The final defense appropriations bill includes a provision requiring the Secretary of the Navy to create a maintenance delay report for naval warships after years of delays going back to the Obama administration.
The bill report notes that while completing maintenance on time is “integral to supporting fleet readiness, meeting strategic and operational requirements, and ensuring the Navy’s ships reach their expected service lives,” several reports show the Navy still faces continuous maintenance delays that affect its efforts and threaten attempts to restore readiness.
It underscored since fiscal year 2014 ships have spent 27,000 more days in maintenance than expected, with 70 percent of maintenance periods on average experiencing delays.
While Congress notes “preliminary evidence that the Navy has begun pilot efforts to analyze maintenance challenges for some elements of the fleet,” it says these efforts are not comprehensively examining root causes of delays across the entire fleet.
“Absent such an analysis, the Navy is not well positioned to develop a plan to address its persistent maintenance delays,” the report continues.
Therefore, it directs the Navy Secretary to assign responsibility to conduct a comprehensive and systemic analysis to identify the underlying causes of aircraft carrier, surface ship, and submarine maintenance delays. A report on the findings is due to the congressional defense committees and Government Accountability Office (GAO) within 180 days after the bill passes.

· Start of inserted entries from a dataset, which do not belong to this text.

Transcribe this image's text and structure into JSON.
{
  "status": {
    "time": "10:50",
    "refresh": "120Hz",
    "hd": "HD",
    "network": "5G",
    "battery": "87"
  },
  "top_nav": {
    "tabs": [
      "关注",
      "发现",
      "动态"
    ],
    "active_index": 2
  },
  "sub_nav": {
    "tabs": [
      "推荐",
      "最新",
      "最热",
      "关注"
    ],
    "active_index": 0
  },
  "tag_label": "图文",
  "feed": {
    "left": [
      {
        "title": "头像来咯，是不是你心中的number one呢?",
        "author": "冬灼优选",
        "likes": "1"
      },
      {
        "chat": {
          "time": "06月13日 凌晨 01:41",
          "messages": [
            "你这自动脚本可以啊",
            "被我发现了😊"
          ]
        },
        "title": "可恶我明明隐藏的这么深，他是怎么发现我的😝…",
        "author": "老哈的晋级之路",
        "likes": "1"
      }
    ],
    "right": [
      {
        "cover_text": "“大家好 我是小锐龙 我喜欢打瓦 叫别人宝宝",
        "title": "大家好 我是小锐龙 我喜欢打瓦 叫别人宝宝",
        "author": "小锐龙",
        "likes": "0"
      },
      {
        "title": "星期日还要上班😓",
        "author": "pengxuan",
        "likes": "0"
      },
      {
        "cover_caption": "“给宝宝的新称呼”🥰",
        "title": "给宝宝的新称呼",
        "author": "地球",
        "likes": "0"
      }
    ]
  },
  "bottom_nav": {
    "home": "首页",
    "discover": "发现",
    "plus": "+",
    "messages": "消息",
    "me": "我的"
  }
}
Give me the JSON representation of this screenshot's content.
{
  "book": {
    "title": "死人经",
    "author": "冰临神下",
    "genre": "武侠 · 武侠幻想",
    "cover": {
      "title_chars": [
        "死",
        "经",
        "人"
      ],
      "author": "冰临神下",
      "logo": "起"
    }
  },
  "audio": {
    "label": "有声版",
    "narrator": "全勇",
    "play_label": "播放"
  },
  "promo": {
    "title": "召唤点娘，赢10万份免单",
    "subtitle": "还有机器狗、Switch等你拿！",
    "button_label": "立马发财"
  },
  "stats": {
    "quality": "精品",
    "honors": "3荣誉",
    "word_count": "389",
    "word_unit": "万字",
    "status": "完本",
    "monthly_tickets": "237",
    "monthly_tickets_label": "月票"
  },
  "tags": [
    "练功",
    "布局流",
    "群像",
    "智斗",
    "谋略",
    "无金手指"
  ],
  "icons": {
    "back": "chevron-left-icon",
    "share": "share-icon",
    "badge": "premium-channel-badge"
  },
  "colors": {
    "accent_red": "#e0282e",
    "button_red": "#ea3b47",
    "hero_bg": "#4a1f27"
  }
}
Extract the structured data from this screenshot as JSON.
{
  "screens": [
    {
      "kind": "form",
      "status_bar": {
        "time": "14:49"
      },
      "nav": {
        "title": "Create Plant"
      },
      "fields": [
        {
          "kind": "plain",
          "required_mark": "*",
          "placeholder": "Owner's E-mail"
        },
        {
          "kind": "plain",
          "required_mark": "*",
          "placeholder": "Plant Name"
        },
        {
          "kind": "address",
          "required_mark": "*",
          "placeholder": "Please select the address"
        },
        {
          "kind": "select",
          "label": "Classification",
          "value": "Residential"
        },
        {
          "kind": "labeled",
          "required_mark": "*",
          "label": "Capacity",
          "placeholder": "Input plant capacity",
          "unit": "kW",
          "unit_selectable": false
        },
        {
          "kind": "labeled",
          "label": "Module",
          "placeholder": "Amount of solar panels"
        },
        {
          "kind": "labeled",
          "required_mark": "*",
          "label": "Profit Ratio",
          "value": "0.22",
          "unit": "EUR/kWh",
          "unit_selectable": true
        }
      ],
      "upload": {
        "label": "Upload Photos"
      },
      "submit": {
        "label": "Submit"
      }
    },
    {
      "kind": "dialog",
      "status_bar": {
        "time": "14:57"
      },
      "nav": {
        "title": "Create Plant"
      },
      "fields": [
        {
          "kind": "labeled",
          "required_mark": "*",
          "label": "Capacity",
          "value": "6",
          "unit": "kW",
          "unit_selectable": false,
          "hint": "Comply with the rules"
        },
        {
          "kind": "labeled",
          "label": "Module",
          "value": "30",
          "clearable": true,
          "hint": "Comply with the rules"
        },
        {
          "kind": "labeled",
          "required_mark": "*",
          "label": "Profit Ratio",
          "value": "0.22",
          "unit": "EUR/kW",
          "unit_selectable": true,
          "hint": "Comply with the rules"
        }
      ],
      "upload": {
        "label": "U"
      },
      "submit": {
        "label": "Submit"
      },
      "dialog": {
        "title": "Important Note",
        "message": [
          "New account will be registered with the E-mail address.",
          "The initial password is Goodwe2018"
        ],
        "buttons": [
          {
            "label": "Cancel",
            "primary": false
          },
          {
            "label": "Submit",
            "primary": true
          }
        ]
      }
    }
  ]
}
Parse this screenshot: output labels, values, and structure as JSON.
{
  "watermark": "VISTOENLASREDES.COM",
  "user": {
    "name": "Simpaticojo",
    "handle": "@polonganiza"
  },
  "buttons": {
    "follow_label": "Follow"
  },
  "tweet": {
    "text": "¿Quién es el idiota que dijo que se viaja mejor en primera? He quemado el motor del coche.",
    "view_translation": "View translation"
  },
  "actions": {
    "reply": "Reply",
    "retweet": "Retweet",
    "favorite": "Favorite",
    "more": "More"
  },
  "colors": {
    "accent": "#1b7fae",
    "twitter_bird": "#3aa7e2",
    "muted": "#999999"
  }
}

The bill says the report must include “results-oriented elements, including analytically-based goals; metrics to measure progress; and the identification of required resources, risks, and stakeholders to achieve those goals.”
Thereafter, the Secretary has to update the congressional defense committees annually on progress to achieve the goals of the plan. The Comptroller General of the U.S. is also directed to submit a review of the report to the defense committees within 90 days of receiving the report form the Navy.
This comes after the bill already provides $625 million in extra funds for ship depot maintenance for the long-delayed Los Angeles-class attach submarines USS Boise (SSN-764), USS Hartford (SSN-768) and USS Columbus (SSN-771). In all, $405 million covers Boise and $110 million each for Hartford and Columbus.
Boise was first scheduled to start maintenance work at the Norfolk Naval Shipyard in 2013 but was delayed several times. A year ago, it was scheduled to start the work four years late at Huntington Ingalls Industries’ [HII] Newport News shipyard but was then delayed further into FY 2020 due to lack of funds and the USS Helena’s (SSN-725) maintenance availability going longer than planned. Schedule delays for maintenance of the USS Montpelier (SSN-765) also delayed the Columbus’ maintenance work.
In May, the House Appropriations Committee’s draft funding bill noted Boise has been delayed so long it lost its dive certification in 2017 and deserves more attention over procuring a third Virginia-class attack submarine (Defense Daily, May 22).
Earlier this month, Commander of Naval Sea Systems Command Vice Adm. Thomas Moore told reporters that the service expects Helena to be delivered back to the fleet in February and Columbus in late spring to early summer 2020. Then, Boise will go into the drydock Columbus is currently in around April (Defense Daily, Dec. 4).
Last December, a GAO report on Navy readiness and maintenance found despite efforts to decrease the backlog it grew in 2018. Overall, since 2012, 30 percent of Navy maintenance was completed on time, resulting in the bill report’s 27,000 days of ships delayed and unavailable for training or operations (Defense Daily, Dec. 13, 2018).
The GAO calculated FY 2018 has more delayed maintenance days than 2017 for surface ships and attack submarines.
However, after this month’s Senate hearing, Navy acquisition chief James Geurts told reporters the service and GAO use different ways of calculating delay dates, making it appear efforts to fix delays are not having much of an impact yet.
Moore and Geurts said GAO counts delays for each of the years a ship’s maintenance is delayed while the Navy attributes delays to the first year the maintenance was due to be finished and when delays began. Therefore, a ship maintenance period due to end in mid-2017 pushed to early 2019 accrues delay days for each of the three years while the Navy would accrue those days only to 2017. Then, if fewer maintenance periods are delayed in following years due to reform efforts, 2019 numbers look better by the Navy counting scheme compared to GAO’s calculations.
At the hearing, the officials argued the Navy has implemented several initiatives to improve ship maintenance contract execution.
This includes pre-priced changes to remove previously-required approvals for small dollar changes that account for 70 percent of growth work schedule delays, right-sizing quality assurance checkpoints to eliminate 50 percent of overlapping or redundant requirements, and improving the forecasting model for ship availability durations and port capacity.